The next winter, the man said, Klubertanz invited him up north to go snowmobiling.

"I wonder if I had a choice," the man said. "My dad was a very disciplinary guy. With 10 kids, you didn't argue much. I don't remember having any decision. I'm sure I was told to go. I don't think I would have wanted to go otherwise."

They stayed at a motel, where Klubertanz again attempted to assault him, the man said.

He fled to the bathroom.

"I remember sitting down on the floor in that bathroom with my back against the bathtub and my feet against the door and not letting him in," the man said. "He was pushing on the door.

"I didn't come out until the next morning. I told him I wanted to go home. We never did go snowmobiling. I remember when I got home everybody asked, 'How was the snowmobiling?' I said, 'We didn't go.'

"I never said why."

He grew angry. He was kicked out of his Catholic elementary school. He was in fights constantly. His parents took him to counseling.

"My dad said I clamped up when I would go to counseling," he said.

He married his wife in a Catholic church but eventually couldn't go to Mass anymore. His wife wanted to know why.

"I told her something happened to me when I was a kid. I did finally break down and tell her some of it, not much detail," he said.

He later told his parents.

"My dad said, 'We kind of figured something went on up there. When you came back, you were nothing but trouble. We figured there was something, but we couldn't get nothing out of you.'"

In 2003, the man filed a lawsuit in Dane County against the diocese, saying the church failed to protect him from Klubertanz. The lawsuit later was dismissed. A 1995 state Supreme Court decision makes Wisconsin the only state where it is nearly impossible for victims to sue the church.

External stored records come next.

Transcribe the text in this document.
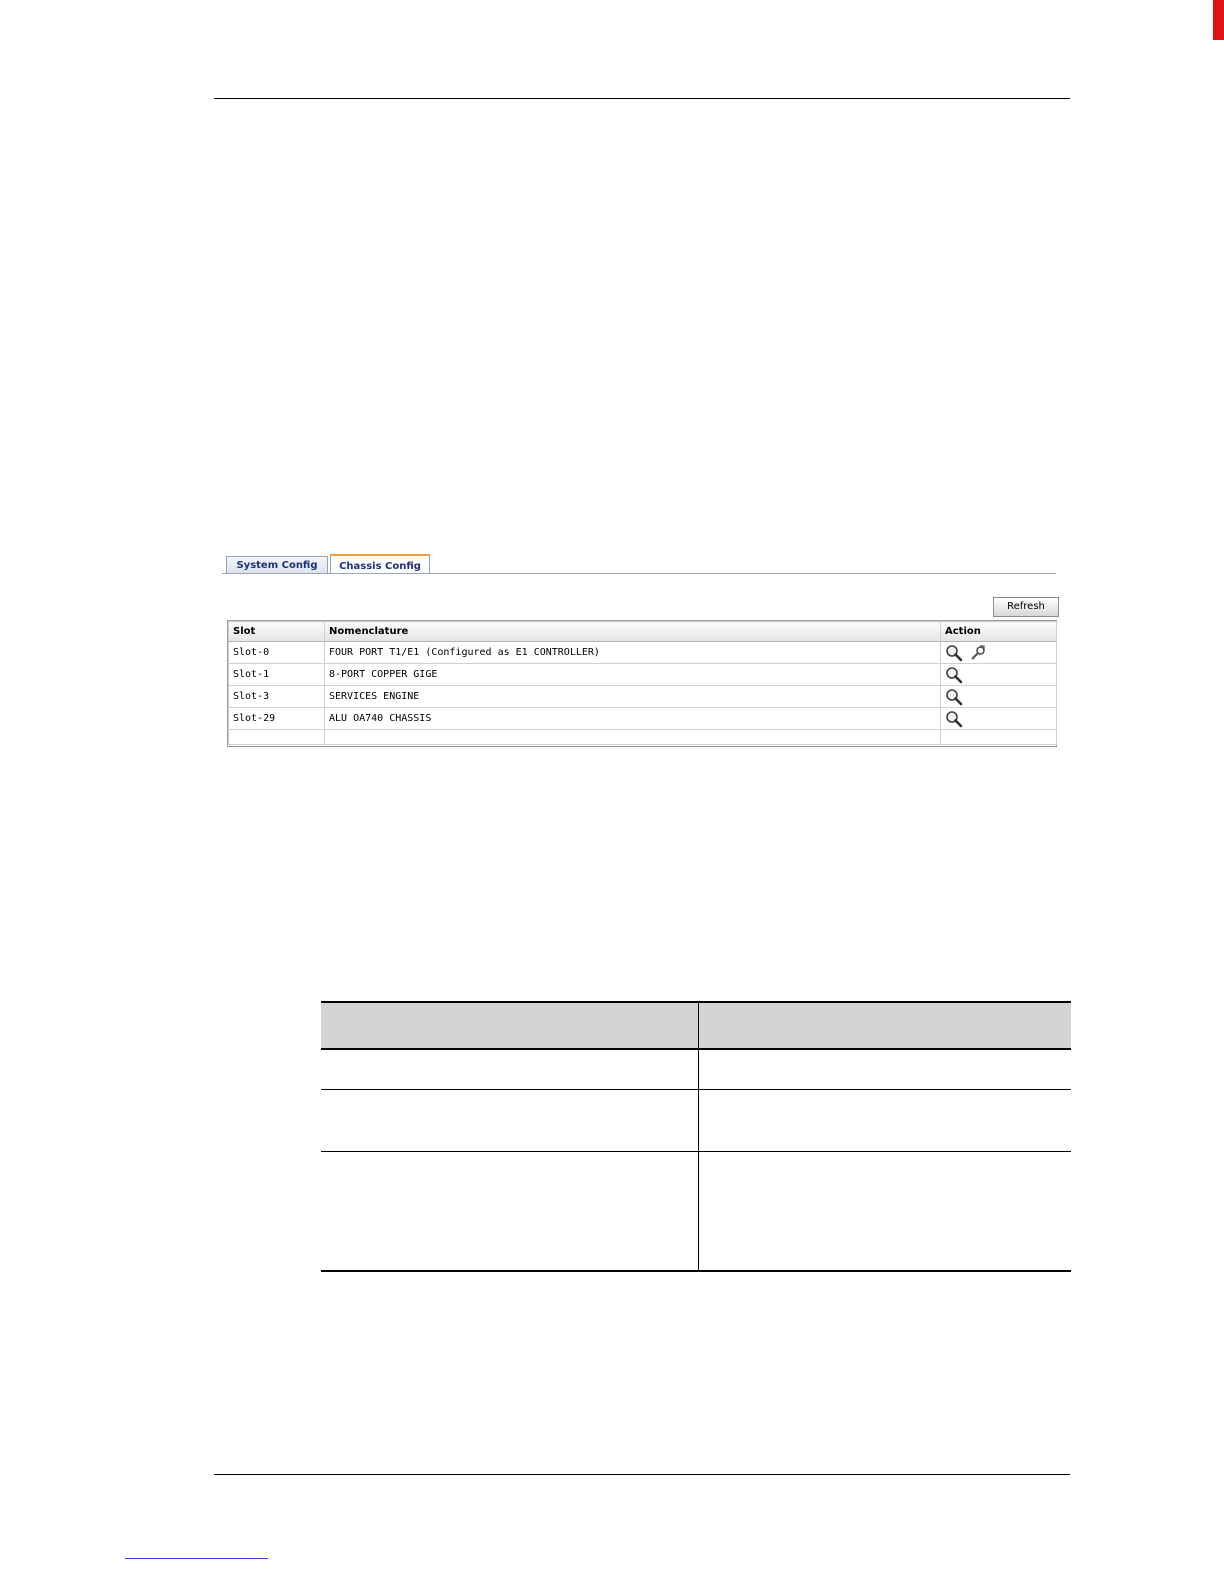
System Config	Chassis Config
Refresh
Slot	Nomenclature	Action
Slot-0	FOUR PORT T1/E1 (Configured as E1 CONTROLLER)	
Slot-1	8-PORT COPPER GIGE	
Slot-3	SERVICES ENGINE	
Slot-29	ALU OA740 CHASSIS	
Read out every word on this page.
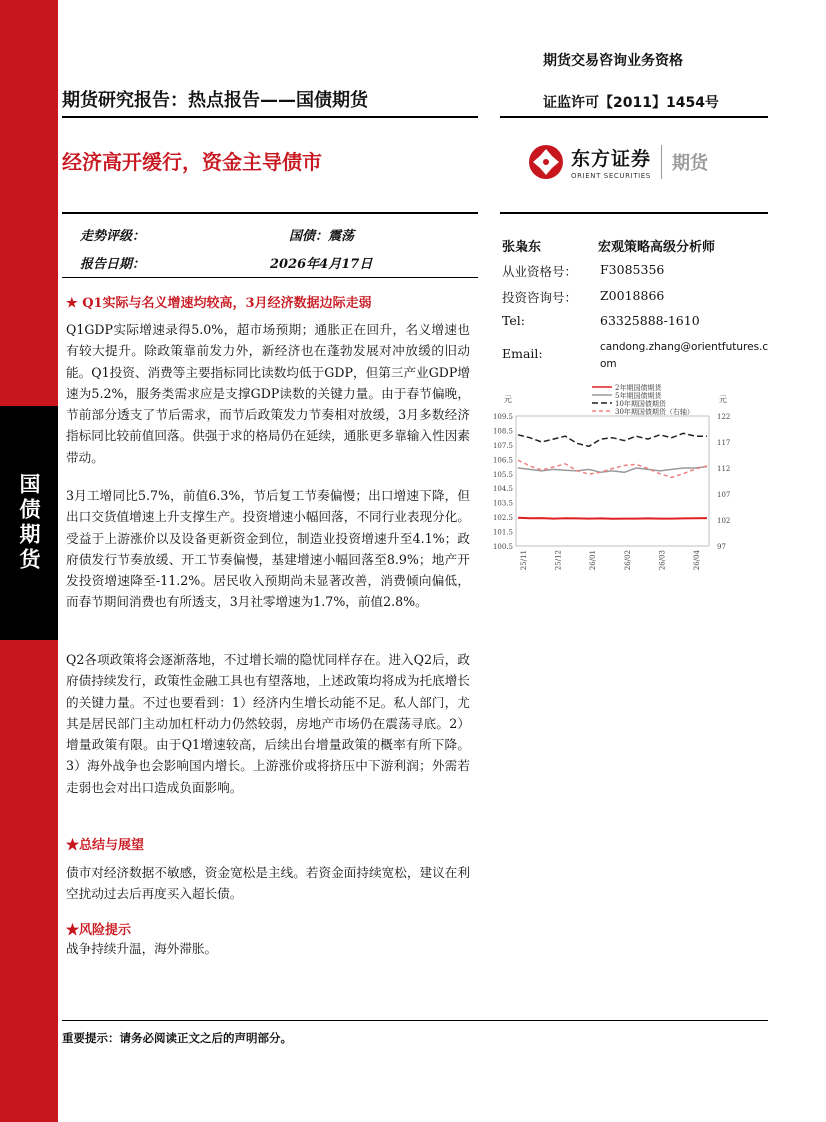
国债期货
期货交易咨询业务资格
证监许可【2011】1454号
期货研究报告：热点报告——国债期货
经济高开缓行，资金主导债市	东方证券
ORIENT SECURITIES
期货
走势评级：	国债：震荡
报告日期：	2026年4月17日
张枭东	宏观策略高级分析师
从业资格号： F3085356
投资咨询号： Z0018866
Tel:	63325888-1610
Email:	candong.zhang@orientfutures.com
元	元
109.5
108.5
107.5
106.5
105.5
104.5
103.5
102.5
101.5
100.5
122
117
112
107
102
97
25/11	25/12	26/01	26/02	26/03	26/04
2年期国债期货
5年期国债期货
10年期国债期货
30年期国债期货（右轴）
★ Q1实际与名义增速均较高，3月经济数据边际走弱
Q1GDP实际增速录得5.0%，超市场预期；通胀正在回升，名义增速也有较大提升。除政策靠前发力外，新经济也在蓬勃发展对冲放缓的旧动能。Q1投资、消费等主要指标同比读数均低于GDP，但第三产业GDP增速为5.2%，服务类需求应是支撑GDP读数的关键力量。由于春节偏晚，节前部分透支了节后需求，而节后政策发力节奏相对放缓，3月多数经济指标同比较前值回落。供强于求的格局仍在延续，通胀更多靠输入性因素带动。
3月工增同比5.7%，前值6.3%，节后复工节奏偏慢；出口增速下降，但出口交货值增速上升支撑生产。投资增速小幅回落，不同行业表现分化。受益于上游涨价以及设备更新资金到位，制造业投资增速升至4.1%；政府债发行节奏放缓、开工节奏偏慢，基建增速小幅回落至8.9%；地产开发投资增速降至-11.2%。居民收入预期尚未显著改善，消费倾向偏低，而春节期间消费也有所透支，3月社零增速为1.7%，前值2.8%。
Q2各项政策将会逐渐落地，不过增长端的隐忧同样存在。进入Q2后，政府债持续发行，政策性金融工具也有望落地，上述政策均将成为托底增长的关键力量。不过也要看到：1）经济内生增长动能不足。私人部门，尤其是居民部门主动加杠杆动力仍然较弱，房地产市场仍在震荡寻底。2）增量政策有限。由于Q1增速较高，后续出台增量政策的概率有所下降。3）海外战争也会影响国内增长。上游涨价或将挤压中下游利润；外需若走弱也会对出口造成负面影响。
★总结与展望
债市对经济数据不敏感，资金宽松是主线。若资金面持续宽松，建议在利空扰动过去后再度买入超长债。
★风险提示
战争持续升温，海外滞胀。
重要提示：请务必阅读正文之后的声明部分。
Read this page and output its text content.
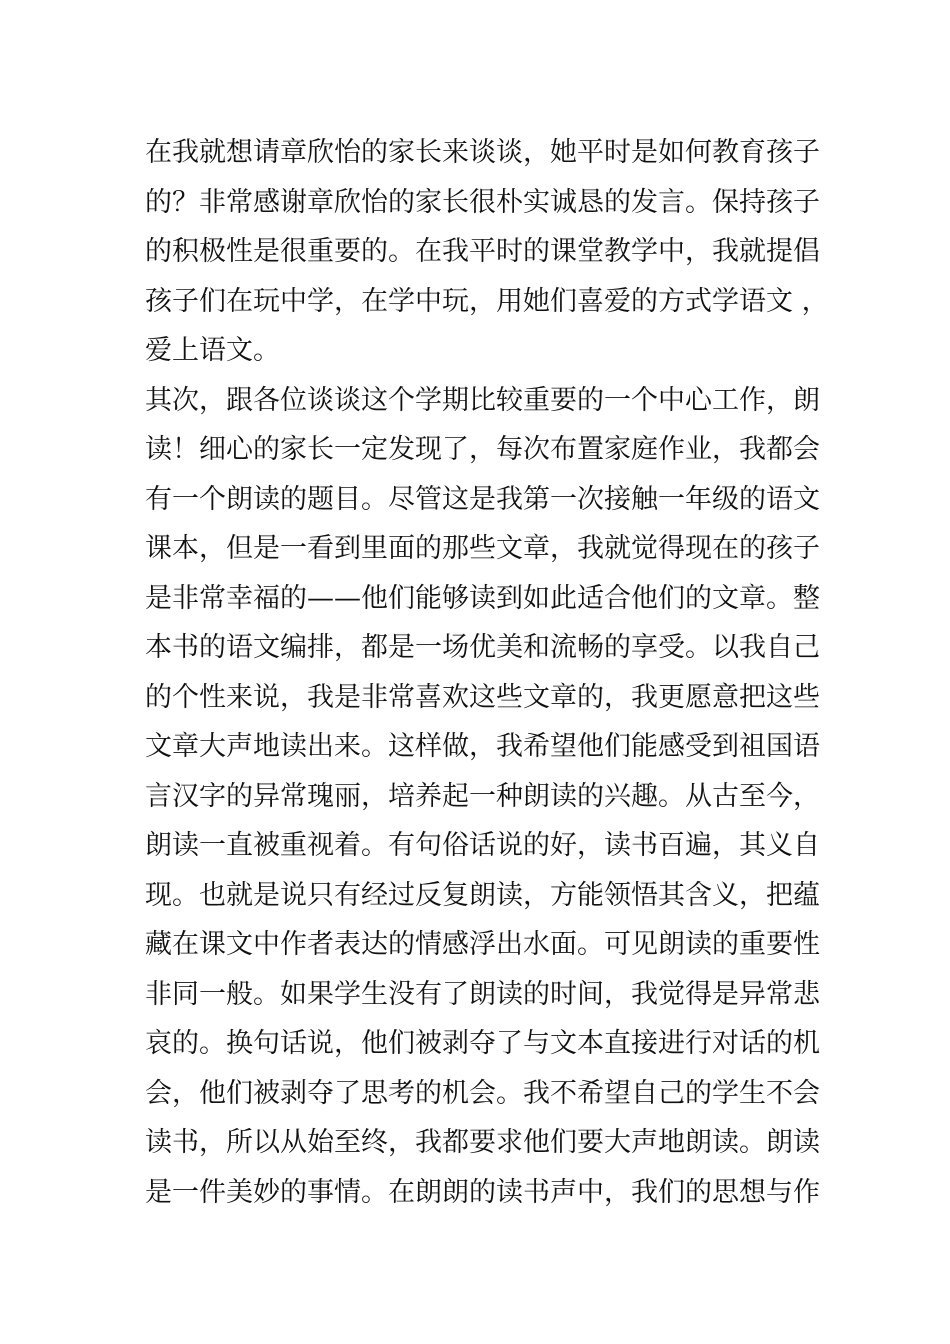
在我就想请章欣怡的家长来谈谈，她平时是如何教育孩子
的？非常感谢章欣怡的家长很朴实诚恳的发言。保持孩子
的积极性是很重要的。在我平时的课堂教学中，我就提倡
孩子们在玩中学，在学中玩，用她们喜爱的方式学语文 ，
爱上语文。
其次，跟各位谈谈这个学期比较重要的一个中心工作，朗
读！细心的家长一定发现了，每次布置家庭作业，我都会
有一个朗读的题目。尽管这是我第一次接触一年级的语文
课本，但是一看到里面的那些文章，我就觉得现在的孩子
是非常幸福的——他们能够读到如此适合他们的文章。整
本书的语文编排，都是一场优美和流畅的享受。以我自己
的个性来说，我是非常喜欢这些文章的，我更愿意把这些
文章大声地读出来。这样做，我希望他们能感受到祖国语
言汉字的异常瑰丽，培养起一种朗读的兴趣。从古至今，
朗读一直被重视着。有句俗话说的好，读书百遍，其义自
现。也就是说只有经过反复朗读，方能领悟其含义，把蕴
藏在课文中作者表达的情感浮出水面。可见朗读的重要性
非同一般。如果学生没有了朗读的时间，我觉得是异常悲
哀的。换句话说，他们被剥夺了与文本直接进行对话的机
会，他们被剥夺了思考的机会。我不希望自己的学生不会
读书，所以从始至终，我都要求他们要大声地朗读。朗读
是一件美妙的事情。在朗朗的读书声中，我们的思想与作
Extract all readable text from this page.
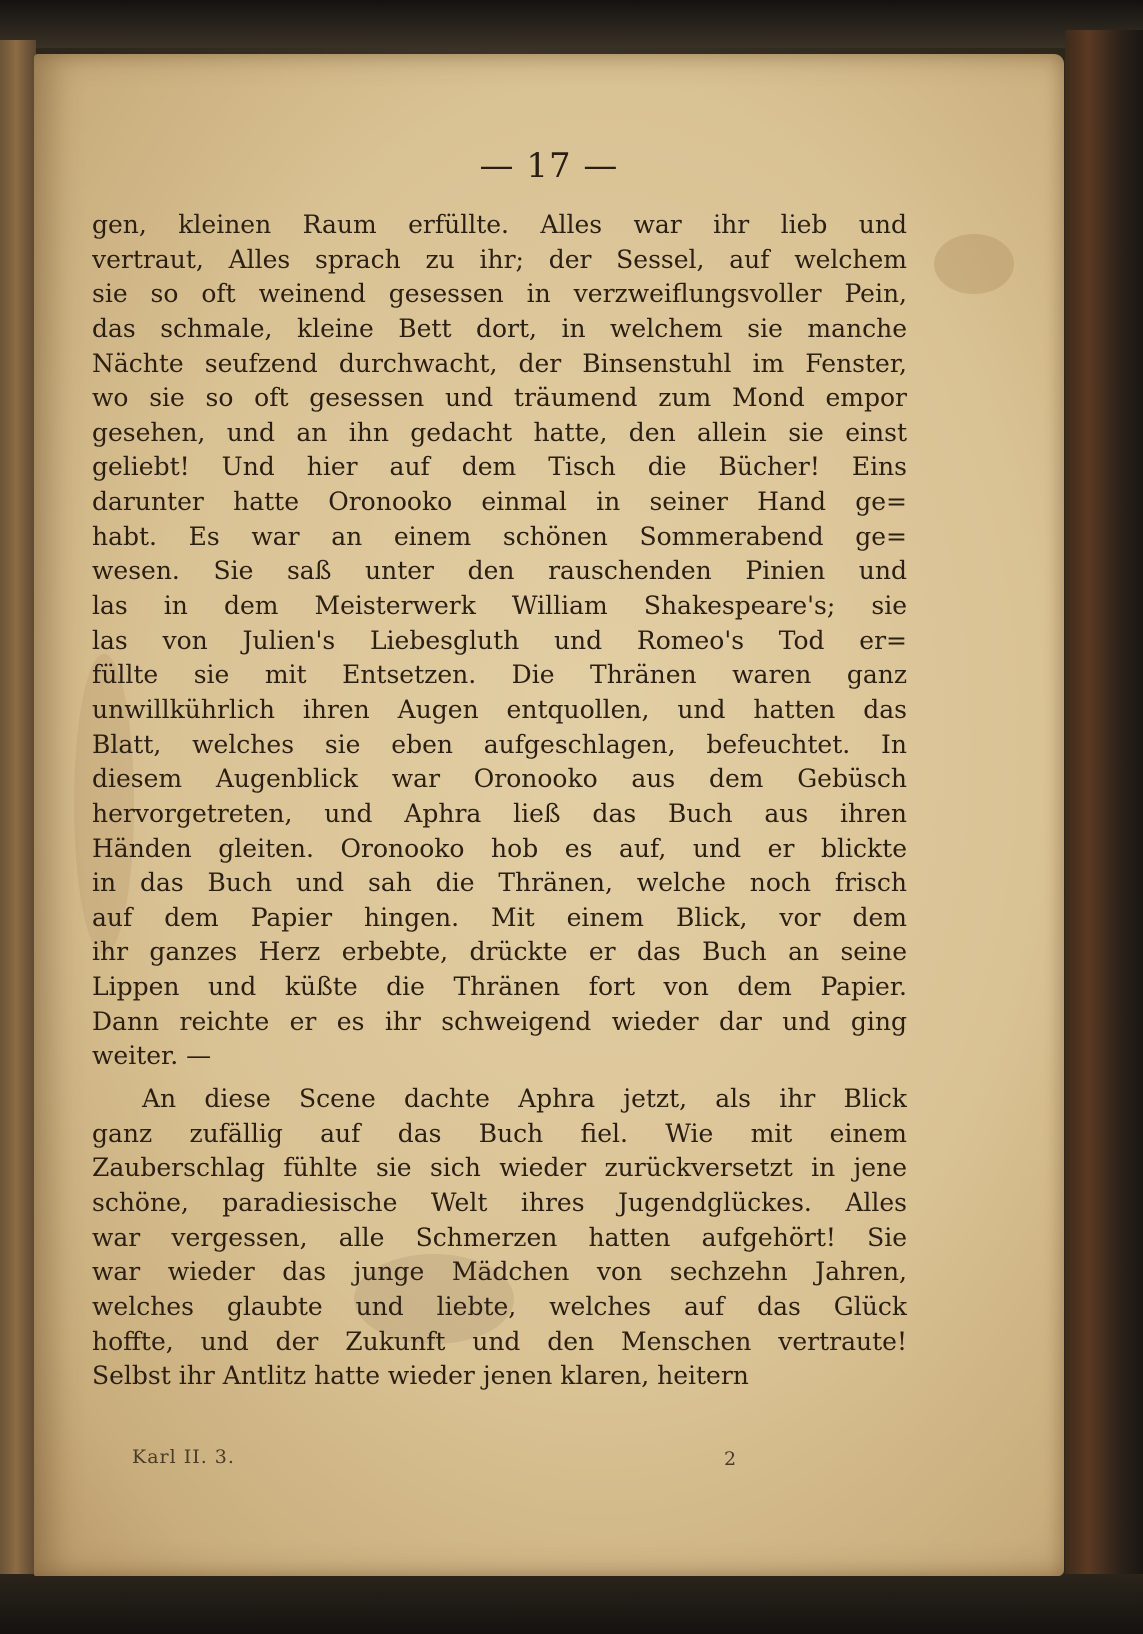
— 17 —
gen, kleinen Raum erfüllte. Alles war ihr lieb und
vertraut, Alles sprach zu ihr; der Sessel, auf welchem
sie so oft weinend gesessen in verzweiflungsvoller Pein,
das schmale, kleine Bett dort, in welchem sie manche
Nächte seufzend durchwacht, der Binsenstuhl im Fenster,
wo sie so oft gesessen und träumend zum Mond empor
gesehen, und an ihn gedacht hatte, den allein sie einst
geliebt! Und hier auf dem Tisch die Bücher! Eins
darunter hatte Oronooko einmal in seiner Hand ge=
habt. Es war an einem schönen Sommerabend ge=
wesen. Sie saß unter den rauschenden Pinien und
las in dem Meisterwerk William Shakespeare's; sie
las von Julien's Liebesgluth und Romeo's Tod er=
füllte sie mit Entsetzen. Die Thränen waren ganz
unwillkührlich ihren Augen entquollen, und hatten das
Blatt, welches sie eben aufgeschlagen, befeuchtet. In
diesem Augenblick war Oronooko aus dem Gebüsch
hervorgetreten, und Aphra ließ das Buch aus ihren
Händen gleiten. Oronooko hob es auf, und er blickte
in das Buch und sah die Thränen, welche noch frisch
auf dem Papier hingen. Mit einem Blick, vor dem
ihr ganzes Herz erbebte, drückte er das Buch an seine
Lippen und küßte die Thränen fort von dem Papier.
Dann reichte er es ihr schweigend wieder dar und ging
weiter. —
An diese Scene dachte Aphra jetzt, als ihr Blick
ganz zufällig auf das Buch fiel. Wie mit einem
Zauberschlag fühlte sie sich wieder zurückversetzt in jene
schöne, paradiesische Welt ihres Jugendglückes. Alles
war vergessen, alle Schmerzen hatten aufgehört! Sie
war wieder das junge Mädchen von sechzehn Jahren,
welches glaubte und liebte, welches auf das Glück
hoffte, und der Zukunft und den Menschen vertraute!
Selbst ihr Antlitz hatte wieder jenen klaren, heitern
Karl II. 3.	2
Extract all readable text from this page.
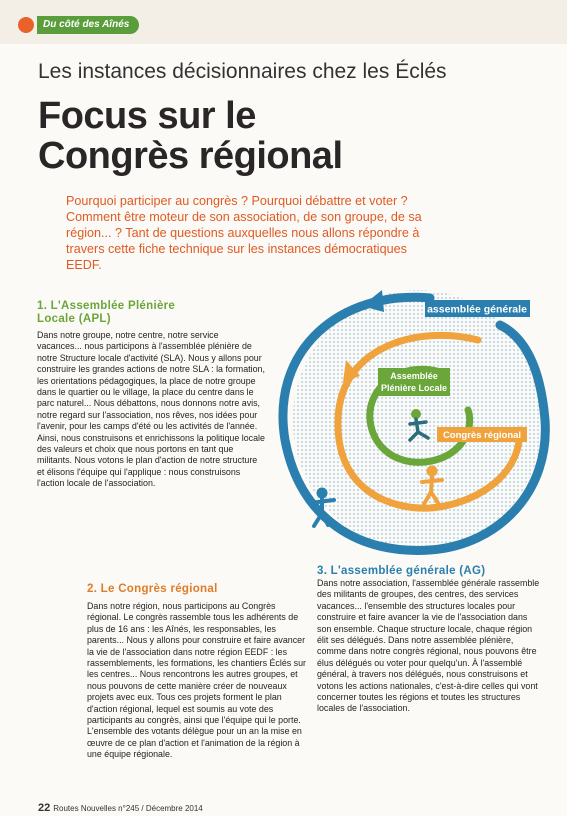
Du côté des Aînés
Les instances décisionnaires chez les Éclés
Focus sur le
Congrès régional
Pourquoi participer au congrès ? Pourquoi débattre et voter ? Comment être moteur de son association, de son groupe, de sa région... ? Tant de questions auxquelles nous allons répondre à travers cette fiche technique sur les instances démocratiques EEDF.
assemblée générale
Assemblée
Plénière Locale
Congrès régional
1. L'Assemblée Plénière
Locale (APL)
Dans notre groupe, notre centre, notre service vacances... nous participons à l'assemblée plénière de notre Structure locale d'activité (SLA). Nous y allons pour construire les grandes actions de notre SLA : la formation, les orientations pédagogiques, la place de notre groupe dans le quartier ou le village, la place du centre dans le parc naturel... Nous débattons, nous donnons notre avis, notre regard sur l'association, nos rêves, nos idées pour l'avenir, pour les camps d'été ou les activités de l'année. Ainsi, nous construisons et enrichissons la politique locale des valeurs et choix que nous portons en tant que militants. Nous votons le plan d'action de notre structure et élisons l'équipe qui l'applique : nous construisons l'action locale de l'association.
2. Le Congrès régional
Dans notre région, nous participons au Congrès régional. Le congrès rassemble tous les adhérents de plus de 16 ans : les Aînés, les responsables, les parents... Nous y allons pour construire et faire avancer la vie de l'association dans notre région EEDF : les rassemblements, les formations, les chantiers Éclés sur les centres... Nous rencontrons les autres groupes, et nous pouvons de cette manière créer de nouveaux projets avec eux. Tous ces projets forment le plan d'action régional, lequel est soumis au vote des participants au congrès, ainsi que l'équipe qui le porte. L'ensemble des votants délègue pour un an la mise en œuvre de ce plan d'action et l'animation de la région à une équipe régionale.
3. L'assemblée générale (AG)
Dans notre association, l'assemblée générale rassemble des militants de groupes, des centres, des services vacances... l'ensemble des structures locales pour construire et faire avancer la vie de l'association dans son ensemble. Chaque structure locale, chaque région élit ses délégués. Dans notre assemblée plénière, comme dans notre congrès régional, nous pouvons être élus délégués ou voter pour quelqu'un. À l'assemblé général, à travers nos délégués, nous construisons et votons les actions nationales, c'est-à-dire celles qui vont concerner toutes les régions et toutes les structures locales de l'association.
22 Routes Nouvelles n°245 / Décembre 2014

The man said he has since met several times with Bishop Robert Morlino, who is in charge of the Madison Diocese.

"They said they'll take care of me," the man said.

Meanwhile, he waits for Klubertanz's canonical trial.

He gets a call every week from the diocese victim assistance coordinator.

"She says, 'We're working on it. We're working on it.' Well, I've been working on it myself all my life.

"I dug it out of my deep cellar in my mind, and it ain't going to go away," he said. "I don't know how I'm going to get closure now.

"There's no excuse to be dragging this on for so God-damned long, especially when you have victims hanging."